I was joined in this effort by Carol Cho, a PhD student who had previously done a rotation project with me. She had published her own paper and like me wanted to have another go at cracking dynein. We were joined by Nan Zhan: the lab manager, and Lan Jin: a technician we hired who had just finished her undergraduate studies. The yeast expression system produced nice protein but not enough for large-scale crystallisation trials. I therefore learnt how to grow more yeast, using a method called Fed batch fermentation: an approach used by the brewing and baking industry that allows one to grow up to 600 g of yeast per litre of culture. We used a 70 litre fermenter to produce over 14 kg each run. This produced so much yeast that we had to ask Ron to buy a new -80 freezer to store it in. Using a kilogram or two of yeast at a time we could produce sufficient protein for crystallisation trials and soon got our first hit. Using a method called seeding from that first hit we were able to produce lots of beautiful looking crystals. Their resolution was not great, around 5Å so Carol and I spent much of the next two years trying to improve the resolution and occasionally saw a crystal that diffracted to better than 4Å. We also spent many nights at the synchrotron upon the hill above Berkeley screening for heavy-metal derivatives that we could use to phase the structure. This was an exciting time because there were so many things to try. The process of screening was sometimes disheartening where crystal after crystal either showed either no-binding or no-diffraction.

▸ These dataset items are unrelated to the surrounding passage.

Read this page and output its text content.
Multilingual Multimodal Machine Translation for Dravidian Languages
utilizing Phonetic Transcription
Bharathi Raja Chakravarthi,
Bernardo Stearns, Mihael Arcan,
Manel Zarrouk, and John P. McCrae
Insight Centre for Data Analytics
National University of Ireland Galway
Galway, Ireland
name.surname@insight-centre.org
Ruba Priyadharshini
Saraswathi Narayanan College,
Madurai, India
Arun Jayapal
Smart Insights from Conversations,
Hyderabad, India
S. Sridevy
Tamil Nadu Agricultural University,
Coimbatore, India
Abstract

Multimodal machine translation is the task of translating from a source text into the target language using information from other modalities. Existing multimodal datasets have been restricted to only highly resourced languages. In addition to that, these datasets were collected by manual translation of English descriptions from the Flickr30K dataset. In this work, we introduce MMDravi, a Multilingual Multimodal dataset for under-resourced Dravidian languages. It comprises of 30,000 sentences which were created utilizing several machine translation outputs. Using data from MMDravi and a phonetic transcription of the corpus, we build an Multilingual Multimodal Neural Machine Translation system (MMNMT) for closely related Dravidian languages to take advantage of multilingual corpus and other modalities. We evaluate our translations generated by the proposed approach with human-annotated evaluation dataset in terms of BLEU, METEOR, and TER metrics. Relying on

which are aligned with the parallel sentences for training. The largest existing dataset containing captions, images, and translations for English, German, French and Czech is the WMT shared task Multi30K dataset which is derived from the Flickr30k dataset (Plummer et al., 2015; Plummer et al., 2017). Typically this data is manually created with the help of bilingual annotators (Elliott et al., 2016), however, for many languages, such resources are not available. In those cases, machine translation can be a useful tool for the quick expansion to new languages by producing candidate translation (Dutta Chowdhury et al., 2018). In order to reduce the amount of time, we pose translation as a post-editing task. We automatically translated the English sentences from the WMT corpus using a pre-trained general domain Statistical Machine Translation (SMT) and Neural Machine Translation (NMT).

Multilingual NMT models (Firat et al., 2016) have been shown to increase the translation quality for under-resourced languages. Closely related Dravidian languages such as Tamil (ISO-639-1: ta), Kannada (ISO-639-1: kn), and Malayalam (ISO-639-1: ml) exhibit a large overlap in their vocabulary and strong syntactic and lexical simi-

Using a trick learnt from my ribosome days Carol and I soaked our crystals with a heavy metal cluster tantalum bromide. The diffraction was around 6Å, but there was a lot of phasing signal and the resulting maps were absolutely beautiful. To our delight they were quite easily interpretable because the motor domain is so rich in alpha helices which showed up in the map like tubes of density. I built in six AAA domains, and saw for the first time how dynein’s linker arched over the ring they made. Also exciting was seeing an unanticipated structure at the base of dynein’s talk. This came out of a neighbouring AAA+ domain and supported the stalk. It reminded me of the structure seen on British cathedrals called a buttress and so that is what I named it. By the time the structure was built it was almost time for me to return to the UK to start my own laboratory. As a way of celebration our small dynein group had several dinners together including a memorable visit to a Chinese restaurant at which Nan insisted we all ate chicken’s feet. And so, in the summer of 2010 I return to the UK and set up my lab. Over the next six months Carol and I also wrote up the paper. We presented the structure for the first time to the community at the ASCB meeting in Baltimore in December. We had a 15 minute presentation and did a double act of 7.5 minutes each.